Sizing of Energy Storage System for Virtual Inertia Emulation

TL;DR

This paper develops an empirical model to determine the optimal size of Battery Energy Storage Systems needed for virtual inertia emulation in renewable energy systems, enhancing frequency stability.

Contribution

It introduces a novel empirical approach to size BESS for virtual inertia emulation in PV-based VSG systems, addressing a gap in stability solutions.

Findings

Battery sizing depends on droop gain, Kω.

Battery sizing depends on droop coefficient, Kd.

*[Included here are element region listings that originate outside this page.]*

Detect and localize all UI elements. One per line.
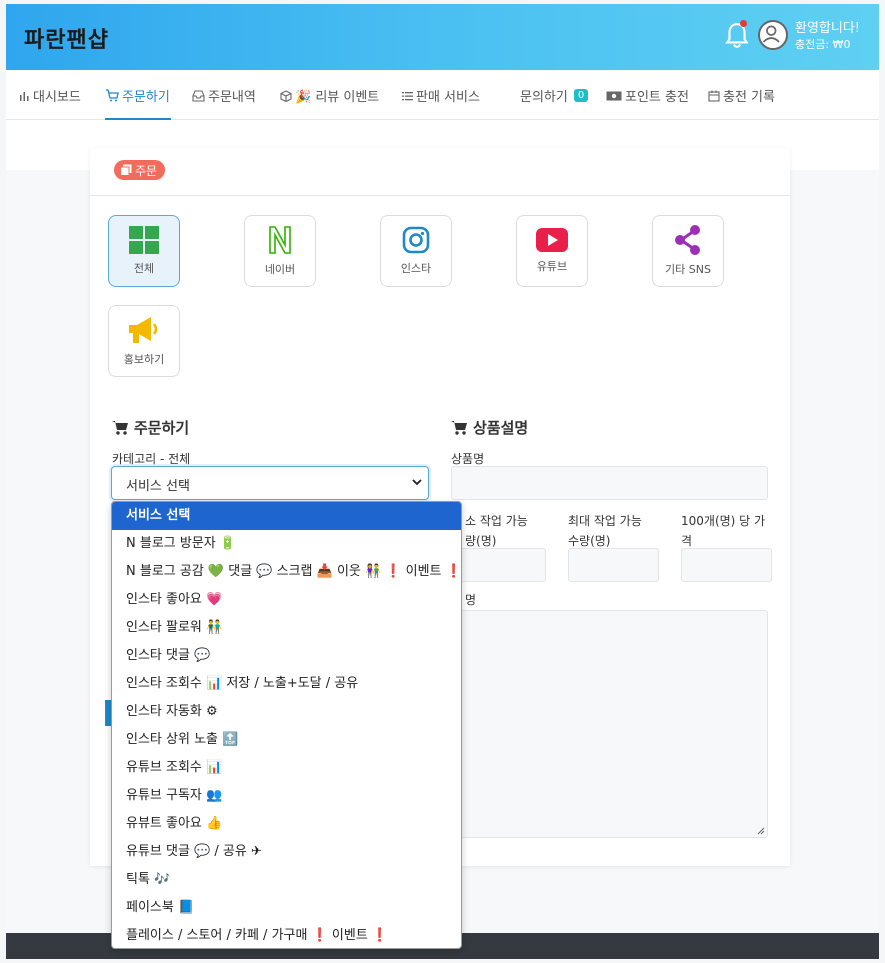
product-name-field: [451, 466, 768, 500]
category-promotion-label: 홍보하기: [123, 353, 165, 366]
service-option[interactable]: 틱톡 🎶: [112, 866, 461, 894]
nav-inquiry[interactable]: 문의하기 0: [520, 86, 589, 105]
service-select-value: 서비스 선택: [126, 479, 190, 494]
category-field-label: 카테고리 - 전체: [112, 452, 191, 466]
order-section-title-text: 주문하기: [134, 419, 190, 437]
share-icon: [675, 225, 700, 255]
category-other-sns-label: 기타 SNS: [665, 263, 711, 276]
service-option[interactable]: 유튜브 구독자 👥: [112, 782, 461, 810]
nav-review-event-label: 🎉 리뷰 이벤트: [295, 90, 380, 105]
nav-order-history[interactable]: 주문내역: [192, 86, 256, 105]
category-naver[interactable]: 네이버: [244, 215, 316, 287]
list-icon: [402, 91, 413, 100]
service-option[interactable]: 유튜브 댓글 💬 / 공유 ✈: [112, 838, 461, 866]
nav-sales-service-label: 판매 서비스: [416, 90, 480, 105]
min-qty-label-line1: 소 작업 가능: [465, 514, 528, 528]
min-qty-label-line2: 량(명): [465, 534, 497, 548]
category-instagram-label: 인스타: [400, 262, 432, 275]
cart-icon: [112, 421, 128, 435]
product-section-title: 상품설명: [451, 417, 528, 438]
category-naver-label: 네이버: [264, 263, 296, 276]
resize-handle-icon[interactable]: [757, 827, 765, 835]
price-label-line1: 100개(명) 당 가: [681, 514, 766, 528]
main-nav: 대시보드 주문하기 주문내역 🎉 리뷰 이벤트 판매 서비스 문의하기 0 포인…: [6, 70, 879, 120]
nav-charge-history-label: 충전 기록: [723, 90, 775, 105]
service-option[interactable]: 인스타 상위 노출 🔝: [112, 726, 461, 754]
nav-point-charge-label: 포인트 충전: [625, 90, 689, 105]
service-option[interactable]: 인스타 댓글 💬: [112, 642, 461, 670]
balance-text: 충전금: ₩0: [795, 38, 851, 51]
cart-icon: [451, 421, 467, 435]
category-instagram[interactable]: 인스타: [380, 215, 452, 287]
youtube-icon: [536, 228, 568, 252]
nav-sales-service[interactable]: 판매 서비스: [402, 86, 480, 105]
nav-review-event[interactable]: 🎉 리뷰 이벤트: [280, 86, 379, 105]
card-header: 주문: [90, 148, 790, 196]
inquiry-count-badge: 0: [573, 89, 589, 102]
service-option[interactable]: 인스타 자동화 ⚙: [112, 698, 461, 726]
service-dropdown-list: 서비스 선택 N 블로그 방문자 🔋 N 블로그 공감 💚 댓글 💬 스크랩 📥…: [111, 501, 462, 949]
instagram-icon: [402, 226, 430, 254]
price-label-line2: 격: [681, 534, 693, 548]
order-badge: 주문: [114, 160, 166, 180]
box-icon: [280, 89, 292, 102]
category-youtube-label: 유튜브: [536, 260, 568, 273]
category-all-label: 전체: [133, 262, 155, 275]
category-promotion[interactable]: 홍보하기: [108, 305, 180, 377]
order-section-title: 주문하기: [112, 417, 189, 438]
bell-icon[interactable]: [724, 22, 750, 50]
service-option[interactable]: 플레이스 / 스토어 / 카페 / 가구매 ❗ 이벤트 ❗: [112, 922, 461, 948]
naver-icon: [269, 226, 291, 254]
description-textarea: [455, 610, 768, 838]
service-select[interactable]: 서비스 선택: [111, 466, 429, 500]
service-option[interactable]: 인스타 좋아요 💗: [112, 586, 461, 614]
chevron-down-icon: [412, 479, 422, 486]
product-section-title-text: 상품설명: [473, 419, 529, 437]
service-option[interactable]: 유뷰트 좋아요 👍: [112, 810, 461, 838]
money-icon: [606, 91, 622, 100]
cart-icon: [106, 89, 119, 102]
service-option[interactable]: 인스타 조회수 📊 저장 / 노출+도달 / 공유: [112, 670, 461, 698]
top-header: 파란팬샵 환영합니다! 충전금: ₩0: [6, 4, 879, 70]
nav-charge-history[interactable]: 충전 기록: [708, 86, 775, 105]
service-option[interactable]: 페이스북 📘: [112, 894, 461, 922]
service-option[interactable]: 서비스 선택: [112, 502, 461, 530]
nav-order-label: 주문하기: [122, 90, 170, 105]
grid-icon: [129, 226, 159, 254]
nav-inquiry-label: 문의하기: [520, 90, 568, 105]
service-option[interactable]: N 블로그 방문자 🔋: [112, 530, 461, 558]
max-qty-field: [568, 548, 659, 582]
max-qty-label-line1: 최대 작업 가능: [568, 514, 642, 528]
nav-dashboard-label: 대시보드: [33, 90, 81, 105]
nav-point-charge[interactable]: 포인트 충전: [606, 86, 689, 105]
inbox-icon: [192, 89, 205, 102]
description-label: 명: [465, 593, 477, 607]
nav-order[interactable]: 주문하기: [105, 86, 170, 105]
category-youtube[interactable]: 유튜브: [516, 215, 588, 287]
bar-chart-icon: [20, 92, 29, 101]
nav-order-history-label: 주문내역: [208, 90, 256, 105]
category-all[interactable]: 전체: [108, 215, 180, 287]
service-option[interactable]: N 블로그 공감 💚 댓글 💬 스크랩 📥 이웃 👫 ❗ 이벤트 ❗: [112, 558, 461, 586]
notification-dot: [740, 20, 747, 27]
megaphone-icon: [129, 317, 158, 343]
avatar-icon[interactable]: [758, 20, 788, 50]
welcome-text: 환영합니다!: [795, 21, 861, 36]
copy-icon: [120, 164, 132, 176]
service-option[interactable]: 인스타 팔로워 👬: [112, 614, 461, 642]
service-option[interactable]: 유튜브 조회수 📊: [112, 754, 461, 782]
price-field: [681, 548, 772, 582]
product-name-label: 상품명: [451, 452, 485, 466]
nav-dashboard[interactable]: 대시보드: [19, 86, 81, 105]
brand-logo[interactable]: 파란팬샵: [24, 22, 109, 54]
max-qty-label-line2: 수량(명): [568, 534, 611, 548]
calendar-icon: [708, 90, 720, 102]
category-other-sns[interactable]: 기타 SNS: [652, 215, 724, 287]
min-qty-field: [455, 548, 546, 582]
order-badge-label: 주문: [135, 163, 158, 178]
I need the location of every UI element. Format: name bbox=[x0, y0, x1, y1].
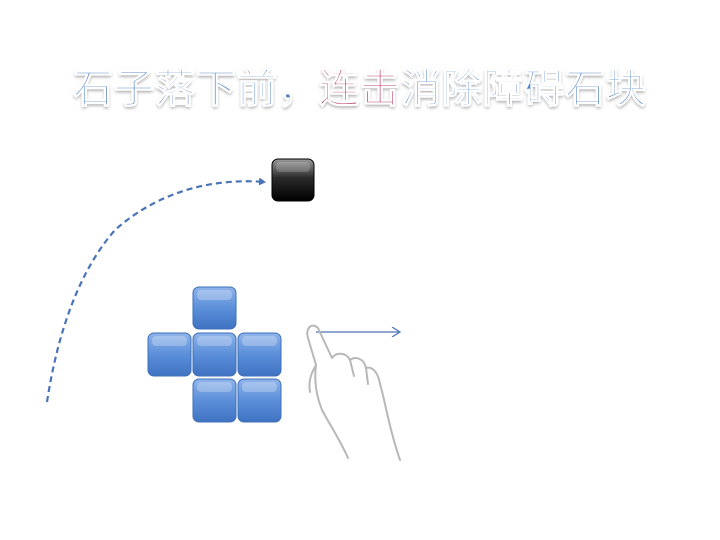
illustration bbox=[45, 158, 720, 461]
obstacle-block bbox=[237, 332, 282, 377]
obstacle-blocks bbox=[147, 286, 282, 423]
obstacle-block bbox=[237, 378, 282, 423]
obstacle-block bbox=[192, 332, 237, 377]
swipe-hand-icon bbox=[306, 324, 401, 461]
obstacle-block bbox=[192, 286, 237, 330]
obstacle-block bbox=[147, 332, 192, 377]
falling-stone bbox=[271, 158, 315, 202]
obstacle-block bbox=[192, 378, 237, 423]
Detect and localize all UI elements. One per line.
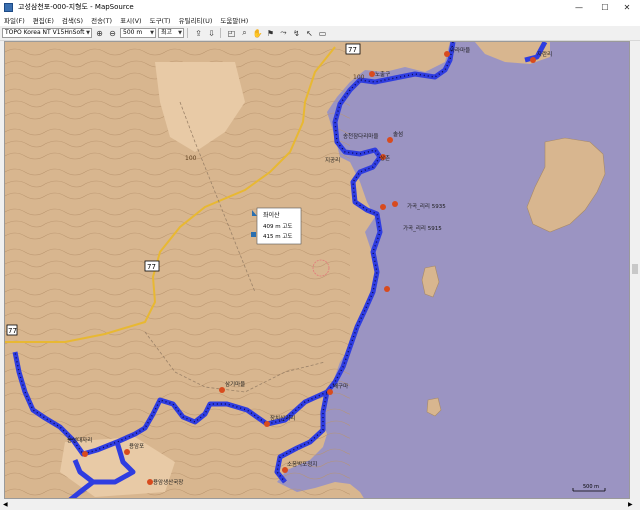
dropdown-arrow-icon: ▼	[86, 30, 90, 36]
measure-tool-button[interactable]: ▭	[317, 28, 328, 39]
magnifier-icon: ⌕	[242, 28, 247, 37]
waypoint-label: 송천잠다리마을	[343, 132, 378, 140]
toolbar-divider	[187, 28, 188, 38]
menu-search[interactable]: 검색(S)	[58, 15, 87, 25]
receive-device-icon: ⇩	[208, 28, 215, 38]
menu-help[interactable]: 도움말(H)	[216, 15, 252, 25]
waypoint-tool-button[interactable]: ⚑	[265, 28, 276, 39]
dropdown-arrow-icon: ▼	[150, 30, 154, 36]
road-label-77-north: 77	[348, 46, 357, 54]
menu-view[interactable]: 표시(V)	[116, 15, 145, 25]
menu-edit[interactable]: 편집(E)	[29, 15, 58, 25]
waypoint-label: 장치산거리	[270, 414, 295, 422]
waypoint-label: 용암포	[129, 442, 144, 450]
zoom-out-icon: ⊖	[109, 28, 116, 38]
summit-icon	[251, 232, 256, 237]
waypoint-label: 솔섬	[393, 130, 403, 138]
elevation-label-100-north: 100	[353, 74, 365, 81]
zoom-tool-button[interactable]: ⌕	[239, 28, 250, 39]
map-product-select[interactable]: TOPO Korea NT V15HnSoft ▼	[2, 28, 92, 38]
scroll-left-icon[interactable]: ◀	[3, 501, 8, 508]
waypoint-label: 봉성대자리	[67, 436, 92, 444]
zoom-in-icon: ⊕	[96, 28, 103, 38]
elevation-label-100: 100	[185, 155, 197, 162]
waypoint-marker[interactable]	[530, 57, 536, 63]
menu-utilities[interactable]: 유틸리티(U)	[175, 15, 217, 25]
hand-icon: ✋	[252, 28, 263, 38]
waypoint-label: 가곡_리리 5915	[403, 224, 442, 232]
road-label-77-center: 77	[147, 263, 156, 271]
map-canvas[interactable]: 77 77 77 100 100 노출구 솔섬 송천잠다리마을 상촌 지공리 가…	[5, 42, 630, 499]
peak-info-popup: 좌이산 409 m 고도 415 m 고도	[251, 207, 302, 245]
title-bar: 고성삼천포-000-지형도 - MapSource — ☐ ✕	[0, 0, 640, 14]
map-tool-button[interactable]: ◰	[226, 28, 237, 39]
route-tool-button[interactable]: ⤳	[278, 28, 289, 39]
waypoint-label: 아라마을	[450, 46, 470, 54]
close-icon: ✕	[623, 2, 631, 12]
toolbar: TOPO Korea NT V15HnSoft ▼ ⊕ ⊖ 500 m ▼ 최고 ▼ …	[0, 26, 640, 41]
ruler-icon: ▭	[318, 28, 327, 38]
menu-transfer[interactable]: 전송(T)	[87, 15, 116, 25]
waypoint-marker[interactable]	[380, 204, 386, 210]
zoom-in-button[interactable]: ⊕	[94, 28, 105, 39]
map-view[interactable]: 77 77 77 100 100 노출구 솔섬 송천잠다리마을 상촌 지공리 가…	[4, 41, 630, 499]
flag-icon: ⚑	[266, 28, 275, 38]
waypoint-label: 가곡_리리 5935	[407, 202, 446, 210]
hand-tool-button[interactable]: ✋	[252, 28, 263, 39]
waypoint-marker[interactable]	[392, 201, 398, 207]
waypoint-marker[interactable]	[82, 451, 88, 457]
waypoint-label: 자란리	[537, 50, 552, 58]
waypoint-label: 배구마	[333, 382, 348, 390]
map-product-value: TOPO Korea NT V15HnSoft	[5, 29, 85, 36]
horizontal-scrollbar[interactable]: ◀ ▶	[0, 499, 640, 510]
window-title: 고성삼천포-000-지형도 - MapSource	[18, 3, 134, 11]
zoom-scale-select[interactable]: 500 m ▼	[120, 28, 156, 38]
waypoint-label: 삼기마을	[225, 380, 245, 388]
select-tool-button[interactable]: ↖	[304, 28, 315, 39]
minimize-icon: —	[575, 2, 583, 12]
toolbar-divider	[220, 28, 221, 38]
track-icon: ↯	[293, 28, 300, 38]
peak-name: 좌이산	[263, 211, 280, 219]
peak-elevation-1: 409 m 고도	[263, 223, 292, 230]
close-button[interactable]: ✕	[614, 0, 640, 14]
menu-file[interactable]: 파일(F)	[0, 15, 29, 25]
cursor-arrow-icon: ↖	[306, 28, 313, 38]
dropdown-arrow-icon: ▼	[178, 30, 182, 36]
vertical-scrollbar[interactable]	[630, 41, 640, 499]
waypoint-label: 노출구	[375, 70, 390, 78]
waypoint-label: 상촌	[380, 154, 390, 162]
mapsource-app-icon	[4, 2, 13, 12]
detail-select[interactable]: 최고 ▼	[158, 28, 184, 38]
waypoint-label: 지공리	[325, 156, 340, 164]
detail-value: 최고	[161, 29, 173, 36]
track-tool-button[interactable]: ↯	[291, 28, 302, 39]
vertical-scroll-thumb[interactable]	[632, 264, 638, 274]
scale-bar-label: 500 m	[583, 484, 599, 490]
zoom-scale-value: 500 m	[123, 29, 143, 36]
send-to-device-button[interactable]: ⇪	[193, 28, 204, 39]
menu-tools[interactable]: 도구(T)	[146, 15, 175, 25]
zoom-out-button[interactable]: ⊖	[107, 28, 118, 39]
peak-elevation-2: 415 m 고도	[263, 233, 292, 240]
maximize-icon: ☐	[601, 2, 609, 12]
minimize-button[interactable]: —	[566, 0, 592, 14]
route-icon: ⤳	[280, 28, 287, 37]
road-label-77-west: 77	[8, 327, 17, 335]
scroll-right-icon[interactable]: ▶	[628, 501, 633, 508]
waypoint-label: 용암생산국장	[153, 478, 183, 486]
receive-from-device-button[interactable]: ⇩	[206, 28, 217, 39]
send-device-icon: ⇪	[195, 28, 202, 38]
waypoint-marker[interactable]	[384, 286, 390, 292]
map-select-icon: ◰	[227, 28, 236, 38]
menu-bar: 파일(F) 편집(E) 검색(S) 전송(T) 표시(V) 도구(T) 유틸리티…	[0, 14, 640, 26]
waypoint-label: 소음박포정지	[287, 460, 317, 468]
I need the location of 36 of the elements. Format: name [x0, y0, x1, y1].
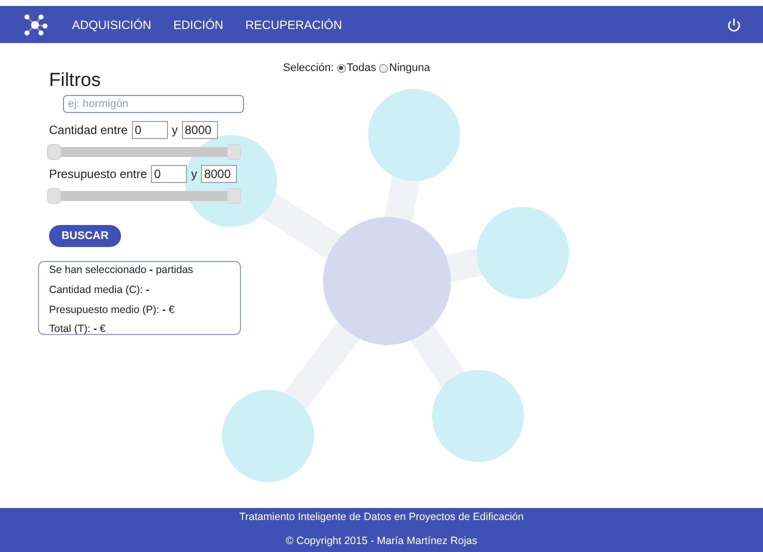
from-field[interactable]: 0	[132, 121, 168, 139]
graph-node[interactable]	[222, 390, 314, 482]
range-label: Cantidad entre	[49, 122, 128, 139]
summary-line: Presupuesto medio (P): - €	[49, 302, 176, 318]
summary-line: Total (T): - €	[49, 322, 107, 338]
footer-text: © Copyright 2015 - María Martínez Rojas	[286, 534, 478, 549]
footer-text: Tratamiento Inteligente de Datos en Proyectos de Edificación	[239, 510, 524, 525]
graph-node[interactable]	[368, 89, 460, 181]
slider-thumb[interactable]	[47, 144, 61, 160]
range-joiner: y	[172, 122, 178, 139]
summary-line: Se han seleccionado - partidas	[49, 263, 194, 278]
nav-link[interactable]: EDICIÓN	[173, 16, 224, 34]
search-field[interactable]: ej: hormigón	[63, 95, 244, 113]
to-field[interactable]: 8000	[182, 121, 218, 139]
slider-thumb[interactable]	[227, 188, 241, 204]
radio-button[interactable]	[336, 64, 346, 73]
range-joiner: y	[191, 166, 198, 183]
nav-link[interactable]: RECUPERACIÓN	[245, 16, 342, 34]
graph-node[interactable]	[432, 370, 524, 462]
filters-title: Filtros	[49, 69, 102, 93]
radio-label[interactable]: Ninguna	[389, 60, 430, 76]
range-label: Presupuesto entre	[49, 166, 148, 183]
to-field[interactable]: 8000	[201, 165, 238, 183]
slider-thumb[interactable]	[47, 188, 61, 204]
from-field[interactable]: 0	[151, 165, 188, 183]
network-logo-icon[interactable]	[22, 12, 48, 36]
summary-line: Cantidad media (C): -	[49, 282, 150, 298]
nav-link[interactable]: ADQUISICIÓN	[72, 16, 152, 34]
graph-node[interactable]	[323, 217, 451, 345]
slider-thumb[interactable]	[227, 144, 241, 160]
graph-node[interactable]	[477, 207, 569, 299]
radio-button[interactable]	[379, 64, 388, 73]
search-button[interactable]: BUSCAR	[49, 225, 121, 247]
power-icon[interactable]	[727, 18, 741, 32]
radio-label[interactable]: Todas	[346, 60, 376, 76]
selection-label: Selección:	[283, 61, 334, 76]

Simulation confirms effectiveness of the sizing method.

Abstract

The infusion of renewable energy sources into the conventional synchronous generation system decreases the overall system inertia and negatively impacts the stability of its primary frequency response. The lowered inertia is due to the absence of inertia in some of the renewable energy-based systems. To maintain the stability of the system, we need to keep the frequency in the permissible limits and maintain low rotational inertia. Some authors in the literature have used the virtual synchronous generators (VSG) as a solution to this problem. Although the VSG based distributed recourses (DER) exhibits the characteristics and behavior of synchronous generators (SG) such as inertia, frequency droop functions and damping but it does not optimally solve the question of frequency stability. This paper presents a solution for these problems via an empirical model that sizes the Battery Energy Storage System (BESS) required for the inertia emulation and damping control. The tested system consists of a Photovoltaic (PV) based VSG that is connected to a 9-Bus grid and the simulation experiments are carried out using EMTP software. The VSG transient response is initiated by a symmetric fault on the grid side. Our simulations show the battery energy sizing required to emulate the virtual inertia corresponding to several design parameters, i.e., the droop gain, K{\omega}, the droop coefficient, Kd, and the VSG time constant Ta.